The sound of the door closing behind her lingered longer than it should have.

A soft click, a heartbeat, and then the silence stretched until even the city beyond the glass seemed to hush.

I remained still for a long time, eyes fixed on the door she’d just walked through. Her scent still hung faintly in the air — coffee, paper, and something faintly floral that memory refused to let me forget.

Control.

I’d promised myself I’d keep control.

Instead, the room felt like a cage of my own making.
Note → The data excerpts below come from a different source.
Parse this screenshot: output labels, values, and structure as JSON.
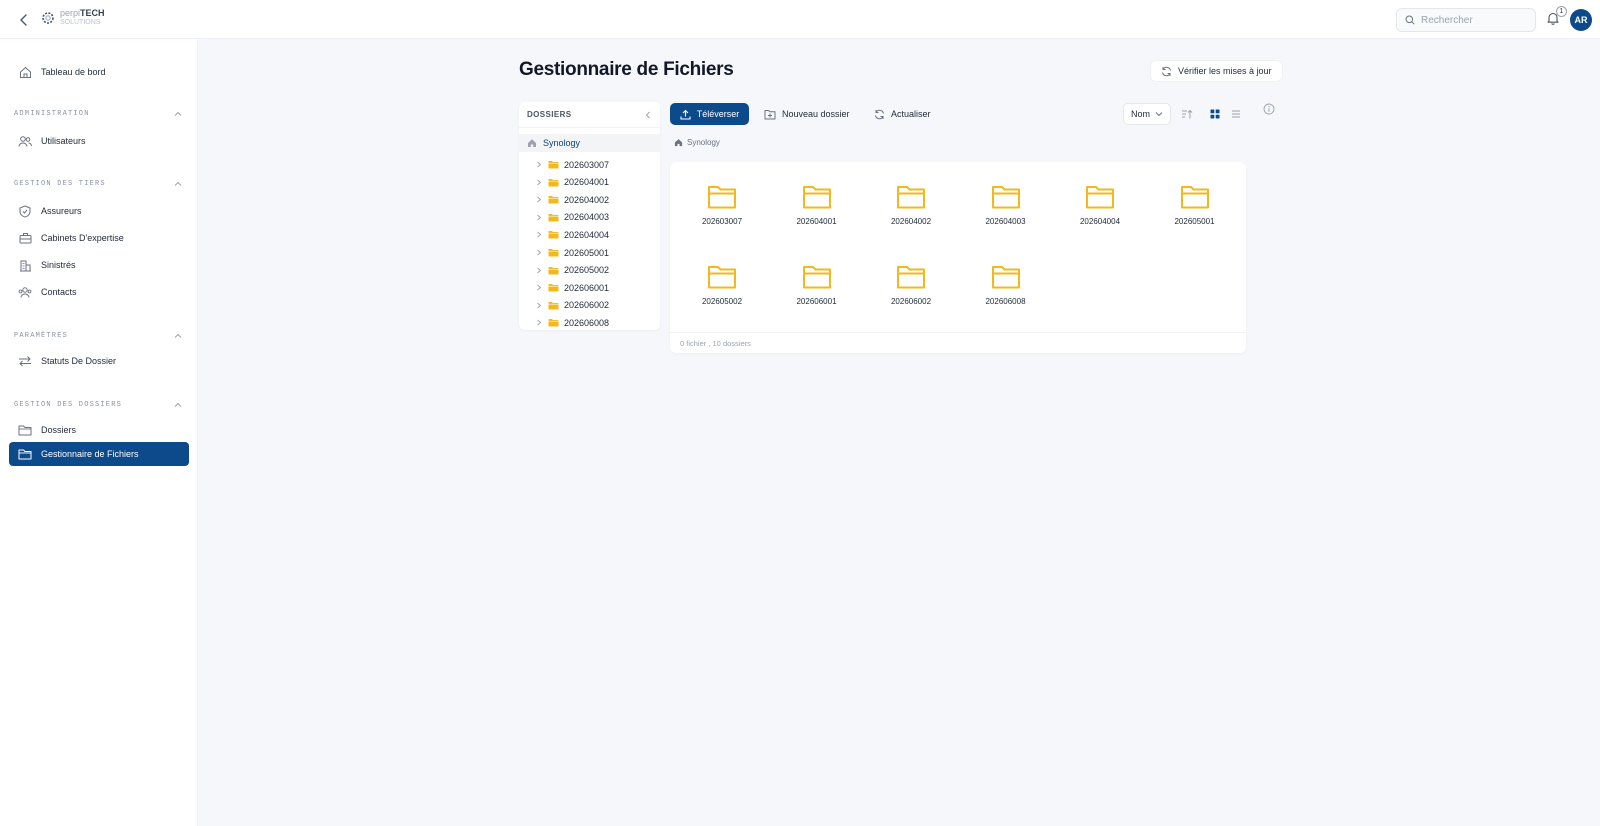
{
  "header": {
    "logo_line1_prefix": "perpi",
    "logo_line1_brand": "TECH",
    "logo_line2": "SOLUTIONS",
    "search_placeholder": "Rechercher",
    "notification_count": "1",
    "avatar_initials": "AR"
  },
  "sidebar": {
    "dashboard": "Tableau de bord",
    "sections": [
      {
        "title": "ADMINISTRATION",
        "items": [
          "Utilisateurs"
        ]
      },
      {
        "title": "GESTION DES TIERS",
        "items": [
          "Assureurs",
          "Cabinets D'expertise",
          "Sinistrés",
          "Contacts"
        ]
      },
      {
        "title": "PARAMÈTRES",
        "items": [
          "Statuts De Dossier"
        ]
      },
      {
        "title": "GESTION DES DOSSIERS",
        "items": [
          "Dossiers",
          "Gestionnaire de Fichiers"
        ]
      }
    ],
    "active_item": "Gestionnaire de Fichiers"
  },
  "main": {
    "title": "Gestionnaire de Fichiers",
    "check_updates_label": "Vérifier les mises à jour",
    "tree": {
      "header": "DOSSIERS",
      "root": "Synology",
      "folders": [
        "202603007",
        "202604001",
        "202604002",
        "202604003",
        "202604004",
        "202605001",
        "202605002",
        "202606001",
        "202606002",
        "202606008"
      ]
    },
    "toolbar": {
      "upload_label": "Téléverser",
      "new_folder_label": "Nouveau dossier",
      "refresh_label": "Actualiser",
      "sort_value": "Nom",
      "view_mode": "grid"
    },
    "breadcrumb": "Synology",
    "grid": {
      "items": [
        "202603007",
        "202604001",
        "202604002",
        "202604003",
        "202604004",
        "202605001",
        "202605002",
        "202606001",
        "202606002",
        "202606008"
      ],
      "footer": "0 fichier , 10 dossiers"
    }
  },
  "colors": {
    "primary": "#0d4a8b",
    "folder": "#f2b81c",
    "background": "#f5f7fa"
  }
}
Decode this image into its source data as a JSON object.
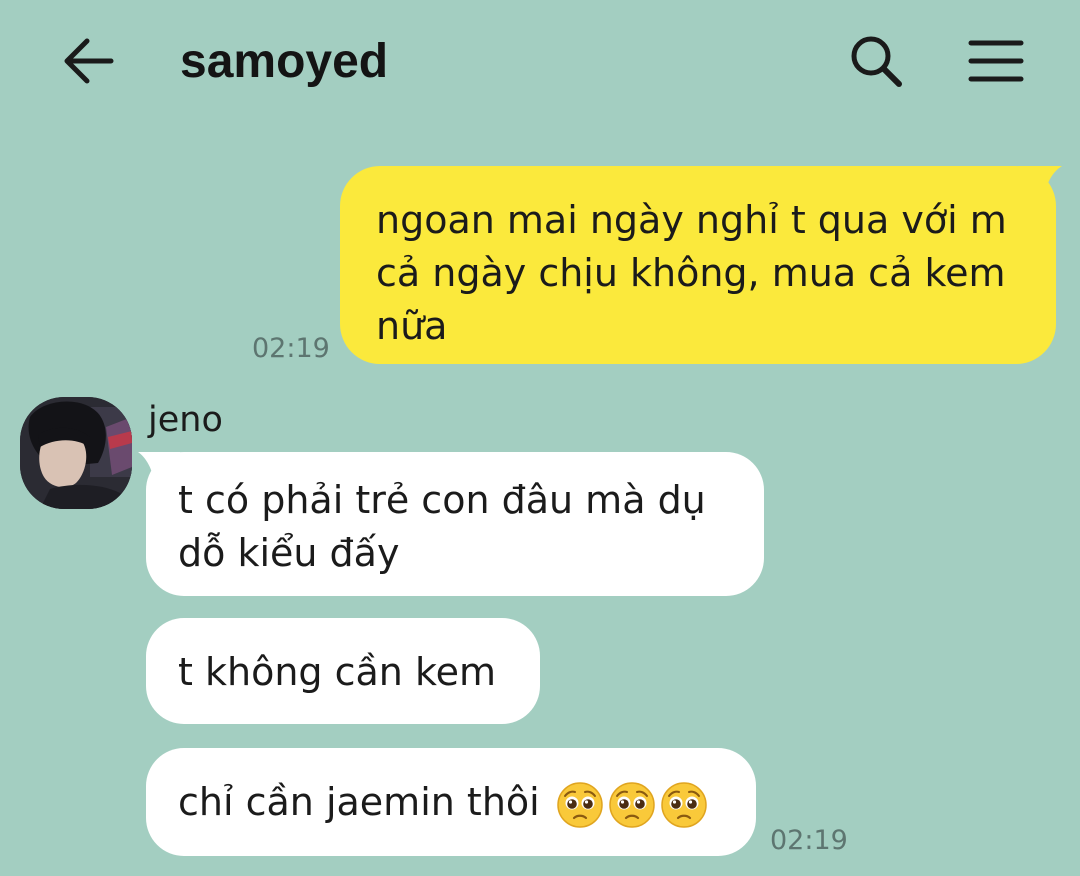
{
  "header": {
    "title": "samoyed",
    "back_icon": "arrow-left-icon",
    "search_icon": "search-icon",
    "menu_icon": "hamburger-menu-icon"
  },
  "messages": [
    {
      "direction": "outgoing",
      "lines": [
        "ngoan mai ngày nghỉ t qua với m",
        "cả ngày chịu không, mua cả kem",
        "nữa"
      ],
      "time": "02:19"
    },
    {
      "direction": "incoming",
      "sender": "jeno",
      "lines": [
        "t có phải trẻ con đâu mà dụ",
        "dỗ kiểu đấy"
      ]
    },
    {
      "direction": "incoming",
      "lines": [
        "t không cần kem"
      ]
    },
    {
      "direction": "incoming",
      "lines": [
        "chỉ cần jaemin thôi"
      ],
      "emoji": [
        "pleading-face-emoji",
        "pleading-face-emoji",
        "pleading-face-emoji"
      ],
      "time": "02:19"
    }
  ],
  "colors": {
    "background": "#a3cec1",
    "outgoing_bubble": "#fbe93c",
    "incoming_bubble": "#ffffff",
    "timestamp": "#5d7570"
  }
}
I exhaled sharply and turned toward the window. From here, the skyline of Velmor city spilled out like a circuit board — glittering veins of power, greed, and noise. I’d built this view. Every light below represented a decision, a deal, a threat neutralized. And now, amid all that precision, one woman had walked back into my life like an error I couldn’t correct.

My phone buzzed once on the desk.

Luca.

> Luca: She’s settled at her desk. The office is talking. Rhea’s already furious.

Me: Good. Let her be.

Luca: You’re stirring too many fires at once. You sure this isn’t personal?

I didn’t reply immediately. I walked to the liquor cabinet, poured another drink I wouldn’t finish. The burn steadied my pulse, but it didn’t silence the voice that whispered, it’s always been personal.

> Me: Keep the fires small. Let them talk. I want her under pressure, not crushed.

The phone vibrated again, but I ignored it this time.

Across the room, the reflection in the glass stared back at me — tailored suit, calm expression, the kind of man whose name made people lower their voices. The boss. The strategist. The lie.

Because beneath that reflection was something I didn’t recognize anymore — something raw, bleeding, human.

---

When Luca arrived fifteen minutes later, he didn’t knock. He never did.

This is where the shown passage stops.